Jan 9, 2023 - News

Nashville saw a record year of gun thefts from cars

Reported Nashville gun thefts, 2017–2022
Data: Metropolitan Nashville Police Department; Chart: Tory Lysik/Axios Visuals

More guns were stolen from cars in 2022 than any other year on record, according to Nashville police data.

  • Gun thefts have risen steadily for years in Nashville. At the same time, state lawmakers have eliminated more and more restrictions surrounding gun possession.

Why it matters: Stolen guns present a clear danger to the community. They have been used in high-profile crimes around the city.

By the numbers: Police reported 1,378 guns were stolen from cars last year, making up more than 70% of total gun thefts in Nashville.

  • Gun thefts from cars have skyrocketed over the last several years. In 2017, the number stood at 576, per police data.
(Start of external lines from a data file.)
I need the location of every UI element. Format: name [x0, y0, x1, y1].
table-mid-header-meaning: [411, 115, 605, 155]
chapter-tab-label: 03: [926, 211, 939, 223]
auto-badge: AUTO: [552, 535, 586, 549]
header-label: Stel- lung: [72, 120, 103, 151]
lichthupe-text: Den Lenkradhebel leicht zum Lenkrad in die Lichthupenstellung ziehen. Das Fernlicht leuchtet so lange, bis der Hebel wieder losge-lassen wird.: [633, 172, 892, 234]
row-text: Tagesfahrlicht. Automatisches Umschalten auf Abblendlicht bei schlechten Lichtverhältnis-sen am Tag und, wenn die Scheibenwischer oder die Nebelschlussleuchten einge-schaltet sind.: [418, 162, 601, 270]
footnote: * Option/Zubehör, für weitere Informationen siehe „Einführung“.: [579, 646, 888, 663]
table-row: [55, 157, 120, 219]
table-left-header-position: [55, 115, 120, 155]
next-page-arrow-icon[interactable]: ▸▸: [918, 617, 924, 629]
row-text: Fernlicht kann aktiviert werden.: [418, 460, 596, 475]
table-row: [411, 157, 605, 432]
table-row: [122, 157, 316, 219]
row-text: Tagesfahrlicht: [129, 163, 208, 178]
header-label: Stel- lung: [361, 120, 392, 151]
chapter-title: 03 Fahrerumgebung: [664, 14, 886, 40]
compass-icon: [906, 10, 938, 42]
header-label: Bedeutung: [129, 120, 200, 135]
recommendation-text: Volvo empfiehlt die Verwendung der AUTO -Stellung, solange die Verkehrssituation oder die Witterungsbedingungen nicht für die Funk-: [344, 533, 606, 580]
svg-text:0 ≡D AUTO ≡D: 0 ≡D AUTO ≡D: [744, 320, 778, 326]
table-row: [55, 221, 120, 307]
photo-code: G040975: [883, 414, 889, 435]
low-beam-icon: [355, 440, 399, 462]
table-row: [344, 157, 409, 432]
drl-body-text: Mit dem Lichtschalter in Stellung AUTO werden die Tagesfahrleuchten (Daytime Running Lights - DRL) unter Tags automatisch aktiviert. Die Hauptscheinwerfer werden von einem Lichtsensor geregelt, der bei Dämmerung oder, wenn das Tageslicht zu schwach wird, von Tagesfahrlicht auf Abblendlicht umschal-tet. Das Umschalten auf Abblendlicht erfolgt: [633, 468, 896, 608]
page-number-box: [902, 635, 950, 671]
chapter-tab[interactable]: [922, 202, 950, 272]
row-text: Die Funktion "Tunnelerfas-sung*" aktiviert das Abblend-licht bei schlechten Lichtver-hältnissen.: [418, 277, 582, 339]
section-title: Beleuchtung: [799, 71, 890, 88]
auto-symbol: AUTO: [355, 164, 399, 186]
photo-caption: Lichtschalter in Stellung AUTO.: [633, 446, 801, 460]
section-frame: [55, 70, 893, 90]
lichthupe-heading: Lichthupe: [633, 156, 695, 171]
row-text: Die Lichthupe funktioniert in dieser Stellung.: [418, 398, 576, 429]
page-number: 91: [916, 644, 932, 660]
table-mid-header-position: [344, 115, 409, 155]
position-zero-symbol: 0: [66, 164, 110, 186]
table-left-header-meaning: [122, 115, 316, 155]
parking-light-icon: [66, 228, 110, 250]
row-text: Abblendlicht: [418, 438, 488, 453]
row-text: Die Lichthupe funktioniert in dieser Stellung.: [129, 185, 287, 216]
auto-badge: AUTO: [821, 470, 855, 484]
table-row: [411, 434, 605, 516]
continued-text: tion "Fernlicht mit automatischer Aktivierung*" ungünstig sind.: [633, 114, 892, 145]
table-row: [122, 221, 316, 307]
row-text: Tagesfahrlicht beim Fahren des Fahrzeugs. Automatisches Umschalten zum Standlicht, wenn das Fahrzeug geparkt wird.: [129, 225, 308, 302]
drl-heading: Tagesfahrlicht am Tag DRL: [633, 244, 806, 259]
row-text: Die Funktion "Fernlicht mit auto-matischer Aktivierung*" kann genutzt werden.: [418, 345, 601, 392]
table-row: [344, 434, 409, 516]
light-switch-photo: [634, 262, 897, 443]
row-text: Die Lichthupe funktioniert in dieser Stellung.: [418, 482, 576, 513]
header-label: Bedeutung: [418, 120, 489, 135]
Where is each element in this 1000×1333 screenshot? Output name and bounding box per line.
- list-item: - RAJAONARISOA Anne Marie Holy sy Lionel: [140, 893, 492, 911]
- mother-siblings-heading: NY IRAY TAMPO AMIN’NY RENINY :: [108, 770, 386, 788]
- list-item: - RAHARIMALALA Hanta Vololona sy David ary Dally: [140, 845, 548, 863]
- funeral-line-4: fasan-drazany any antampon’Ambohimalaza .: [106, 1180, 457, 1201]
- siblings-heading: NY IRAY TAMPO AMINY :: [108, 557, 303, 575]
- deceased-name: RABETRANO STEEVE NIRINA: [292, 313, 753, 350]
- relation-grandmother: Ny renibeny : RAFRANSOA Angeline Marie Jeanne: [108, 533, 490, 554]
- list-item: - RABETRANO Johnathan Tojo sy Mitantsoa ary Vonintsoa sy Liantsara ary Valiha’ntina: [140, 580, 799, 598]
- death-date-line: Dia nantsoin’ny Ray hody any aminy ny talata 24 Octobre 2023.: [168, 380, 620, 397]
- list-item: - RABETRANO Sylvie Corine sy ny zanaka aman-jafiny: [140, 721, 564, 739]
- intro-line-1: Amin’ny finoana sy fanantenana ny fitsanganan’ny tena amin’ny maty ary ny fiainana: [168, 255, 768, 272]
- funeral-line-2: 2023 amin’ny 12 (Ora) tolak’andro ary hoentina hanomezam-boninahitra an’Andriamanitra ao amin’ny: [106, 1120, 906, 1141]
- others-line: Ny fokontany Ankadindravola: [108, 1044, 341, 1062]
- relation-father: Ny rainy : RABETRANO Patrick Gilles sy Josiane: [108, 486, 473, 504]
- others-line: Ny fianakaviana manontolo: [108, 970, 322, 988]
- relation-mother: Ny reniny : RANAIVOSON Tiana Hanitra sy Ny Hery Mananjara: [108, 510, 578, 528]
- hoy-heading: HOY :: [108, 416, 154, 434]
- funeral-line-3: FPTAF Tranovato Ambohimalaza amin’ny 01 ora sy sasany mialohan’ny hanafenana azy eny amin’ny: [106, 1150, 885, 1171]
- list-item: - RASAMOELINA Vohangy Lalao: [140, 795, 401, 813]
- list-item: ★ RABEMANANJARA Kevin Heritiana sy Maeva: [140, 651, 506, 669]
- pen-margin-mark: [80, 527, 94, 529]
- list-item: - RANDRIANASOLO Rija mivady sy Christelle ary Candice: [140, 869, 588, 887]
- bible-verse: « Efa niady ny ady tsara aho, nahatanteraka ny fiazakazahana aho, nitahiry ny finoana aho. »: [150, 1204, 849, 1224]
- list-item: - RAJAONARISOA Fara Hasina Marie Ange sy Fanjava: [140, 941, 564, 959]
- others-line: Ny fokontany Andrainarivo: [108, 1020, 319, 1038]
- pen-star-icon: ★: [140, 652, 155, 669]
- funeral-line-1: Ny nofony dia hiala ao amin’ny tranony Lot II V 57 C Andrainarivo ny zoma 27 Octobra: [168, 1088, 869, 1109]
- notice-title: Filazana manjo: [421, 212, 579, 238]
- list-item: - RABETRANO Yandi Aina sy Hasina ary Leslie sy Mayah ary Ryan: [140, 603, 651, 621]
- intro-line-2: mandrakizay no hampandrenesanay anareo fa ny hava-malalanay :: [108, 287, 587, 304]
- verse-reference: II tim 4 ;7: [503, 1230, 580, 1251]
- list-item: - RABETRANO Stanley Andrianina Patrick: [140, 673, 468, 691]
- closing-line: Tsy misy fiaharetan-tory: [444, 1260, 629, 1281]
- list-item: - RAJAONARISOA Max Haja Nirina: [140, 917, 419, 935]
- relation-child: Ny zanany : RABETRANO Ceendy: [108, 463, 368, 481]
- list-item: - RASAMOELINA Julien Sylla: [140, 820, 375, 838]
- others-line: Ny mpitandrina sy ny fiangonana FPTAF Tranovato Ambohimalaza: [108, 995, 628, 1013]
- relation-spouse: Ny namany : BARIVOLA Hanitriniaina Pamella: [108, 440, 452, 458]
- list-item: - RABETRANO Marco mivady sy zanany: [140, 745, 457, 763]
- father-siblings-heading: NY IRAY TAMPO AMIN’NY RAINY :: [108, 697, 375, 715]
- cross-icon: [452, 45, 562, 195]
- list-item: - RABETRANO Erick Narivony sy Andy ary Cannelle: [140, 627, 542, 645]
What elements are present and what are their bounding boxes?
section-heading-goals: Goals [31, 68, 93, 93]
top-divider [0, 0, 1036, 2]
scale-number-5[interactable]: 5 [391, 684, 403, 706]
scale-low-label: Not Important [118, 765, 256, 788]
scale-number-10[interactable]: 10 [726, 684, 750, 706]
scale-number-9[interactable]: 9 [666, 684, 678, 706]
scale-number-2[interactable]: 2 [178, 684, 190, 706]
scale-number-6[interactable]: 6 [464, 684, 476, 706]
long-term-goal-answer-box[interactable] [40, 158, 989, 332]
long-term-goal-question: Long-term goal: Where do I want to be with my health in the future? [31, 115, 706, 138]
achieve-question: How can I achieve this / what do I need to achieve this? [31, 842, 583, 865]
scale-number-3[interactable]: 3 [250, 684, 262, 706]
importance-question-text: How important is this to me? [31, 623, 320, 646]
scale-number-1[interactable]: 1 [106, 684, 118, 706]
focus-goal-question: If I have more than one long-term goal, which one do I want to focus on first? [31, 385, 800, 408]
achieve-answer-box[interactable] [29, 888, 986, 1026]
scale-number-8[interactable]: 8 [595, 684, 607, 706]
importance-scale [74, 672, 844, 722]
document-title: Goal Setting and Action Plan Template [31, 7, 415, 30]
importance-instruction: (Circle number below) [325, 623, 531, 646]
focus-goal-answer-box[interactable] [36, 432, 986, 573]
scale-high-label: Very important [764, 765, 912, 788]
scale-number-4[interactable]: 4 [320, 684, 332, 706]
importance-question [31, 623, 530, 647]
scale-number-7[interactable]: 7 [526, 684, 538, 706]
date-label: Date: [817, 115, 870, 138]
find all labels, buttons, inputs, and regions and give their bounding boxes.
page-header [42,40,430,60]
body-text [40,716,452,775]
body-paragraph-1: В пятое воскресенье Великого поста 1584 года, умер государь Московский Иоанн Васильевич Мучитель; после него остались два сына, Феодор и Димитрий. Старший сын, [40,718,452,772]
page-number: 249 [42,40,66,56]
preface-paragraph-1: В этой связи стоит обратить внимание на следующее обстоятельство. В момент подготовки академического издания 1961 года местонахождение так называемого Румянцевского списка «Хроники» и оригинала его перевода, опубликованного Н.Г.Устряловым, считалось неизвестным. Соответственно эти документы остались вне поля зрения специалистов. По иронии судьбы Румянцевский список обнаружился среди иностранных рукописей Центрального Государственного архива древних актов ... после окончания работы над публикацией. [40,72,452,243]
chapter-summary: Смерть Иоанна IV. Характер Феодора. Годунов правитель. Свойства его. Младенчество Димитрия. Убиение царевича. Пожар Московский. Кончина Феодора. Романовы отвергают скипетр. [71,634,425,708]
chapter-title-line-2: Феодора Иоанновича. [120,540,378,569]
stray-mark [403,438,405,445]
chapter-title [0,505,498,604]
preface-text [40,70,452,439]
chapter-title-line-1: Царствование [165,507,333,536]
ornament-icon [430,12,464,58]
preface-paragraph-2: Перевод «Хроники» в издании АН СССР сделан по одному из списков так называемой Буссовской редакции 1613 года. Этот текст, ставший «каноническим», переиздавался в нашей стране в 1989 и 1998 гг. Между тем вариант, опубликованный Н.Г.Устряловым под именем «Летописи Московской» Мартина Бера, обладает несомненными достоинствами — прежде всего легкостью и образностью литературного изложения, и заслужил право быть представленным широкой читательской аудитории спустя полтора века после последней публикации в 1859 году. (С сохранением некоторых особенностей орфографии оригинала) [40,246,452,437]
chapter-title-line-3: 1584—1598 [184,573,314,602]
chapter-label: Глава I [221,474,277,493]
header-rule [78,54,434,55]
"It's a disturbing trend, because we know that those guns taken from motor vehicles obviously end up in the hands of people that don't need to have them," Sgt. Robert Weaver tells Axios.

  • "We know that those guns get passed around. They get used with robberies, in shootings."
  • Weaver encouraged gun owners to lock their cars and take guns into their houses at night.

Driving the news: Weaver, who works in the Hermitage precinct, says guns are stolen from vehicles in hotel parking lots, outside apartment buildings and in residential driveways.

  • Sometimes, he says, thieves appear to target vehicles if there are stickers or insignias on a car that suggest the owner has a gun.
  • The department's prevention efforts are focused on building awareness through weekly updates, parking lot signage and community meetings.

Zoom out: The rise in gun thefts has happened in parallel with legislative efforts to ease gun restrictions in Tennessee.

  • Over the last decade, lawmakers passed laws allowing guns to be stored in parked cars and allowing most gun owners to carry their weapons without a permit.

State of play: State Rep. John Ray Clemmons (D-Nashville) said those new laws "have directly resulted in more handguns on the streets in the hands of criminals."

  • "Repealing those laws and holding negligent gun owners accountable would be possible options to increase public safety while respecting the integrity of the Second Amendment," he said.

What's next: Last year, state Rep. Mark White (R-Memphis) said he would try to revive legislation that would require gun owners to report thefts or penalize them for failing to secure their guns.

  • The Republican supermajority has backed harsher penalties for gun thefts. But White's measure and other efforts to regulate guns have failed to gain traction.